We introduce CRIMSON, a clinically grounded evaluation framework for chest X-ray report generation that assesses reports based on diagnostic correctness, contextual relevance, and patient safety. Unlike prior metrics, CRIMSON incorporates full clinical context, including patient age, indication, and guideline-based decision rules, and prevents normal or clinically insignificant findings from exerting disproportionate influence on the overall score. The framework categorizes errors into a comprehensive taxonomy covering false findings, missing findings, and eight attribute-level errors (e.g., location, severity, measurement, and diagnostic overinterpretation). Each finding is assigned a clinical significance level (urgent, actionable non-urgent, non-actionable, or expected/benign), based on a guideline developed in collaboration with attending cardiothoracic radiologists, enabling severity-aware weighting that prioritizes clinically consequential mistakes over benign discrepancies. CRIMSON is validated through strong alignment with clinically significant error counts annotated by six board-certified radiologists in ReXVal (Kendalls tau = 0.61-0.71; Pearsons r = 0.71-0.84), and through two additional benchmarks that we introduce. In RadJudge, a targeted suite of clinically challenging pass-fail scenarios, CRIMSON shows consistent agreement with expert judgment. In RadPref, a larger radiologist preference benchmark of over 100 pairwise cases with structured error categorization, severity modeling, and 1-5 overall quality ratings from three cardiothoracic radiologists, CRIMSON achieves the strongest alignment with radiologist preferences. We release the metric, the evaluation benchmarks, RadJudge and RadPref, and a fine-tuned MedGemma model to enable reproducible evaluation of report generation, all available at https://github.com/rajpurkarlab/CRIMSON.
Paper Structure (12 sections, 3 equations, 4 figures, 1 table)

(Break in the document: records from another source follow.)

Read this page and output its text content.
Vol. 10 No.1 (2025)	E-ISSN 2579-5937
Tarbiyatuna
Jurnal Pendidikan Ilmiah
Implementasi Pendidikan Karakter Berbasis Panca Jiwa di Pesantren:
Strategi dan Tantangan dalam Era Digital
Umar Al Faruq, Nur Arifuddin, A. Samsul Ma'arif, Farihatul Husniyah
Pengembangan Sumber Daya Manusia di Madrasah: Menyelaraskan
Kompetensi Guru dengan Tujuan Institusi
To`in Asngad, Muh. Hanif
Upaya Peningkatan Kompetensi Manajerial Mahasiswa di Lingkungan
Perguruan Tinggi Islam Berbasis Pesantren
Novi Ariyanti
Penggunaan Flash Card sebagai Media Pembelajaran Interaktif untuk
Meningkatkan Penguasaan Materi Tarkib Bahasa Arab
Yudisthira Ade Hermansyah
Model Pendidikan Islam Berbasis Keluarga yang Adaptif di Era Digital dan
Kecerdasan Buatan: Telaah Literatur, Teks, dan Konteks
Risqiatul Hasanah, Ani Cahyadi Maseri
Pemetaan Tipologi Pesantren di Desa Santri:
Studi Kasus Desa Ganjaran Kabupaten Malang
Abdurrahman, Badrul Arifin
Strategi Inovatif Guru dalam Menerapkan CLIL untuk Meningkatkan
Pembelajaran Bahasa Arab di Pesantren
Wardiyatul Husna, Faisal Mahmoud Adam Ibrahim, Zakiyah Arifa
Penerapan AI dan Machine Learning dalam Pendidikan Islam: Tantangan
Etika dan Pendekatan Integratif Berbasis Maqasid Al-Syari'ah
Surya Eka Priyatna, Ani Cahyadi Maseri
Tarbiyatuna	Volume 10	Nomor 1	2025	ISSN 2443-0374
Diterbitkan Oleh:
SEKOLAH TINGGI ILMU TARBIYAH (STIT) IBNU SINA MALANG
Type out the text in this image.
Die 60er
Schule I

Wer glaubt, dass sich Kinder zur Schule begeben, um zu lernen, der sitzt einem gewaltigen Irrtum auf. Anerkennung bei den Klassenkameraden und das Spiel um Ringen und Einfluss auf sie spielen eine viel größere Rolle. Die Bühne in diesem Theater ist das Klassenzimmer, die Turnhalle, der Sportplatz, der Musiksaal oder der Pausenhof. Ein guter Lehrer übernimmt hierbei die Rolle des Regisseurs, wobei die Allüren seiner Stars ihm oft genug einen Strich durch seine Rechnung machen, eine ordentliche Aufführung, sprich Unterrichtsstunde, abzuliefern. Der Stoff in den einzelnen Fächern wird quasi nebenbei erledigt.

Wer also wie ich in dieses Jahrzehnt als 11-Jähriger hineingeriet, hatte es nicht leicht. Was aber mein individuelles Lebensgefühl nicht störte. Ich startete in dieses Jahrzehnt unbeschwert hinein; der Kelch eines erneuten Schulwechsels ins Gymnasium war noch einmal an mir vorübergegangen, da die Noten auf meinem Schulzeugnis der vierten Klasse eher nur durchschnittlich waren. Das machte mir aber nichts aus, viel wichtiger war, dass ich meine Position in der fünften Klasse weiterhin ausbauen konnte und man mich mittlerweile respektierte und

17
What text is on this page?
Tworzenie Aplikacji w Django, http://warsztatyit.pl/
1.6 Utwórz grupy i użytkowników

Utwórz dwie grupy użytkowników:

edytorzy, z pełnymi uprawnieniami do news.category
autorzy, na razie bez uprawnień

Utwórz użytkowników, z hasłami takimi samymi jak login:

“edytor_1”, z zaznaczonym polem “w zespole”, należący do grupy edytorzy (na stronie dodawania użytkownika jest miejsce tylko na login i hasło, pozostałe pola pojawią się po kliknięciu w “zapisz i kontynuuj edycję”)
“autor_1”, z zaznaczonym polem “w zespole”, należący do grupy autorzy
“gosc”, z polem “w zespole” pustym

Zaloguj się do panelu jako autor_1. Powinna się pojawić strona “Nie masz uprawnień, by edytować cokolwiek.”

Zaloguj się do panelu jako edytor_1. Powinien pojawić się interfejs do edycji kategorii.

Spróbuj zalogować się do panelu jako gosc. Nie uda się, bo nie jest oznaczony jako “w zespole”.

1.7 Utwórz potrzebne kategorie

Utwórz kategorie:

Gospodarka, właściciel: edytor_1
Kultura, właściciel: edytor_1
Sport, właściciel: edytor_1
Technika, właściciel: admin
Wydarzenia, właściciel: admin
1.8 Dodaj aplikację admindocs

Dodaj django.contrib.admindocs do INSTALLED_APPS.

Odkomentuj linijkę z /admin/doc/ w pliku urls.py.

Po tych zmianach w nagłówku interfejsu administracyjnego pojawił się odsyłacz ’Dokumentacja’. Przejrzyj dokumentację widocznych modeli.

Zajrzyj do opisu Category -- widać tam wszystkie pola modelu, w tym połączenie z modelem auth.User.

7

This paper contains 12 sections, 3 equations, 4 figures, 1 table.

Figures (4)

  • Figure 1: Representative RadJudge cases illustrating core design principles of CRIMSON. Top: Patient context sensitivity. The clinical impact of an omission (e.g., aortic atherosclerosis) varies by age and indication, and CRIMSON adjusts severity accordingly. Middle: Normal finding handling. CRIMSON does not reward mentioning normal findings, preventing score inflation. Bottom: Clinical significance weighting. Errors are weighted by consequence, prioritizing clinically important findings. In each case, CRIMSON aligns with radiologist expectations, whereas prior metrics fail.
  • Figure 2: RadJudge results. For each case, metrics are evaluated based on whether their relative ranking of multiple candidate reports agrees with the expected ordering determined with agreement across three attending cardiothoracic radiologists. Each category contains three cases; entries are cases passed (out of 3), with totals out of 30.
  • Figure 3: Radiologist Preference Alignment (RadPref). Correlation between metric score and radiologist rating differences across 100 pairwise cases. Each point corresponds to a case comparing two candidate reports for the same reference report.
  • Figure 4: MedGemmaCRIMSON vs GPT-5.2. A) Mean absolute error across false findings, missing findings, and attribute errors per radiologist. B) Severity categorization confusion matrices between three radiologists and CRIMSON, computed only on matched errors (i.e., findings for which both the radiologist and CRIMSON identified an error in the same category). Titles show the percentage of cases for which the radiologist and CRIMSON agree on error category. Color intensity represents the within-row percentage.